4. Writing Style & Visuals

  • Heuristics for Headings:
    • Sentence Case: Always use sentence case for headings (e.g., "Architecture and logic" NOT "Architecture And Logic").
    • Descriptive: Make headings descriptive of the actual content. Instead of generic "Challenges", use "Handling concurrent requests".
  • Be Visual: Use ASCII diagrams (using code blocks) or Mermaid charts to explain complex logic, data flows, or state changes. A visual representation of how it works is often more valuable than text.
  • Code Index: Always include a "Code index" or "Quick links" section at the top. This allows the user to jump directly to the relevant files in their IDE.

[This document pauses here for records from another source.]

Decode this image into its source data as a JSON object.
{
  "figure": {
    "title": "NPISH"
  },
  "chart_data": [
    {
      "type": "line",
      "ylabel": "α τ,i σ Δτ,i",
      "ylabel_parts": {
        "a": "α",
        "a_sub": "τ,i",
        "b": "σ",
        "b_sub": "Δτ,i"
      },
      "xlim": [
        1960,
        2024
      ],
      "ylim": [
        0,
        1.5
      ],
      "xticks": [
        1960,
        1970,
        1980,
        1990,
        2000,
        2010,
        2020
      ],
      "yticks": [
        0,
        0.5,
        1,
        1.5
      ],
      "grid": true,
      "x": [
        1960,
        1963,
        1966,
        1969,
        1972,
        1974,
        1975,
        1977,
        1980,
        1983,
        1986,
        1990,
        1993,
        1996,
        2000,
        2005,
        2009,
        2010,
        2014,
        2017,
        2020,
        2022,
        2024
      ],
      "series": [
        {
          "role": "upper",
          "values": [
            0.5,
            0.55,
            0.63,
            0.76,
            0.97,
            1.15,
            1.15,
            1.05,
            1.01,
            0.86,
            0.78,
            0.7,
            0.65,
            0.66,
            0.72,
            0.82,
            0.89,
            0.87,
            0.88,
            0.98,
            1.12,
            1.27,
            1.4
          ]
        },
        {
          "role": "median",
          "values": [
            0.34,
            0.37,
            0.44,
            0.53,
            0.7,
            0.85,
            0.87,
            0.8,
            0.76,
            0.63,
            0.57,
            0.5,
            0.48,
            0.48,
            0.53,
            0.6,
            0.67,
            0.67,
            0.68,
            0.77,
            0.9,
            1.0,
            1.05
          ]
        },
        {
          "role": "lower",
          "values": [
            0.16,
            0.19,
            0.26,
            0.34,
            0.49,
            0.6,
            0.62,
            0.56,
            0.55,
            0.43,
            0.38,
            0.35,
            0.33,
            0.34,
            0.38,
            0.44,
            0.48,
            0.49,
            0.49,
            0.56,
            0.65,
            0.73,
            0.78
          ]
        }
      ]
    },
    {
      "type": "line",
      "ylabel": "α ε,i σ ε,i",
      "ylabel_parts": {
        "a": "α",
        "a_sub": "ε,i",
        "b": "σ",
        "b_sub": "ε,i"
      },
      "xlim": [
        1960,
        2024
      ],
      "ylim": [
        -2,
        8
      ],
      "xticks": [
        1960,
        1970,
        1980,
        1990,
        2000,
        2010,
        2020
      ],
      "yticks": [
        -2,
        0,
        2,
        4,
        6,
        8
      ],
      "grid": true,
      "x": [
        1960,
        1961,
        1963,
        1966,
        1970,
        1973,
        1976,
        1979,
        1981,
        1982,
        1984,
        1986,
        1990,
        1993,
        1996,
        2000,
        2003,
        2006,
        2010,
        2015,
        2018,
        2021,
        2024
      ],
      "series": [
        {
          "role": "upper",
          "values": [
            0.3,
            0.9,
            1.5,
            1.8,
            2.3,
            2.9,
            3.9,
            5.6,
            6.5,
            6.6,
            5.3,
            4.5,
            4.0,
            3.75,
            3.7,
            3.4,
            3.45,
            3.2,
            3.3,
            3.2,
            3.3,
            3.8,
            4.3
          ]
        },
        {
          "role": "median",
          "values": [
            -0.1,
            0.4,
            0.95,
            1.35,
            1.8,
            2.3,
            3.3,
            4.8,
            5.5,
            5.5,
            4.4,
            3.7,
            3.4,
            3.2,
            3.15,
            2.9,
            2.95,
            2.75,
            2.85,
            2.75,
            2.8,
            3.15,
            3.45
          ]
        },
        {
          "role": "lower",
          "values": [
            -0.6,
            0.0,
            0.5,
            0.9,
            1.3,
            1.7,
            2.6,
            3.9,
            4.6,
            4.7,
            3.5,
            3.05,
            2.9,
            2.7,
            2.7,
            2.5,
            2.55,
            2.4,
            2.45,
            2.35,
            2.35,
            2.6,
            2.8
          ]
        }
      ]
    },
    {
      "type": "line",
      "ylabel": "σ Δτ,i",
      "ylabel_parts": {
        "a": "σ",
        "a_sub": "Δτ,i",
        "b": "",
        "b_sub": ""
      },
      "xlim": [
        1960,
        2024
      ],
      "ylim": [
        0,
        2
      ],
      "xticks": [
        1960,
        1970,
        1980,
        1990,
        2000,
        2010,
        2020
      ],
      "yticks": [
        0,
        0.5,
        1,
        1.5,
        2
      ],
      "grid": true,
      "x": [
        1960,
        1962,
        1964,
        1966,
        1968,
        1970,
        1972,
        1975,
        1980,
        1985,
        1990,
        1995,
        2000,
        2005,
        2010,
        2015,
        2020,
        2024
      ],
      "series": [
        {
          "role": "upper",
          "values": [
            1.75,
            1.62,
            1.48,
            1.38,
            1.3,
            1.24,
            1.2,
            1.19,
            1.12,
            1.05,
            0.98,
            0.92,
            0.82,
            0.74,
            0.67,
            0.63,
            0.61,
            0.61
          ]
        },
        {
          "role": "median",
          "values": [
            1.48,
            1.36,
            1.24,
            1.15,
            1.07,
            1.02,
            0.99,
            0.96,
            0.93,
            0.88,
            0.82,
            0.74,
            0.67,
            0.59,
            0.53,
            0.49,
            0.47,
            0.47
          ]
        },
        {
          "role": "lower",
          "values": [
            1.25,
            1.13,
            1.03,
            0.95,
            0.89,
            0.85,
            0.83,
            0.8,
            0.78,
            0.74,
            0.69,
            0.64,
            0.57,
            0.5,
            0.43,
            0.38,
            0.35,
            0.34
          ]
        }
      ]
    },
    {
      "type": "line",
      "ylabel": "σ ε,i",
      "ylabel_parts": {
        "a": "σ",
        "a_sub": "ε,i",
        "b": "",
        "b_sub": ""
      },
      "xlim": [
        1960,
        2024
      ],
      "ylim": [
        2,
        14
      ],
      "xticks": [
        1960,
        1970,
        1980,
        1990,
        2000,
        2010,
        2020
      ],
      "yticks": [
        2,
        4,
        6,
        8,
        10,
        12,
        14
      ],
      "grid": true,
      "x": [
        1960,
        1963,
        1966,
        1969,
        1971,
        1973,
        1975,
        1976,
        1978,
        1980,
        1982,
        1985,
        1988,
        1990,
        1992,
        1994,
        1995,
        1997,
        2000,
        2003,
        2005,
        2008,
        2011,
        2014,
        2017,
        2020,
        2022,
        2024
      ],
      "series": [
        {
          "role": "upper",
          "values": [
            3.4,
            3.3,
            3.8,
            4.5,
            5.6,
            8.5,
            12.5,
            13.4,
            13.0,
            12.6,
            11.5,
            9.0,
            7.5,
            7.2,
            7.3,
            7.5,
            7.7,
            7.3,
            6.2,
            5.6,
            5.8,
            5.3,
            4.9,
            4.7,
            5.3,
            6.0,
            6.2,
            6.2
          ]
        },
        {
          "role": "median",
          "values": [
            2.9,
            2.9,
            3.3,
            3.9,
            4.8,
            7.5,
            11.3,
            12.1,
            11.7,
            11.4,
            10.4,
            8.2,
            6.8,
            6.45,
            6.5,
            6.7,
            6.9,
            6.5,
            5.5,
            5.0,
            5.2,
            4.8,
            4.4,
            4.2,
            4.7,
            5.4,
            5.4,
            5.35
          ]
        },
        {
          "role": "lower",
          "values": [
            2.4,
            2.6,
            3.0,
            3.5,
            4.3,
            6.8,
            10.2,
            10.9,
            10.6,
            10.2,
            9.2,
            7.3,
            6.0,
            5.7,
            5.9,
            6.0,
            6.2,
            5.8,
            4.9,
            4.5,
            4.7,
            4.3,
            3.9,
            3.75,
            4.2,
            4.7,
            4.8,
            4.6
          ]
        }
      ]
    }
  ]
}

  • Trade-offs: ALWAYS include a section on trade-offs. This is critical for deep learning.
  • Reflection: End with questions that challenge the user's understanding, but do not provide the answers.
  • Be Flexible: Do not force the explanation into a rigid template if it doesn't fit. Adapt the headers to tell the most effective learning story.
  • Expert Tutor Persona: Write as if you are explaining this to a smart colleague who wants to understand the reasoning, not just the lines of code.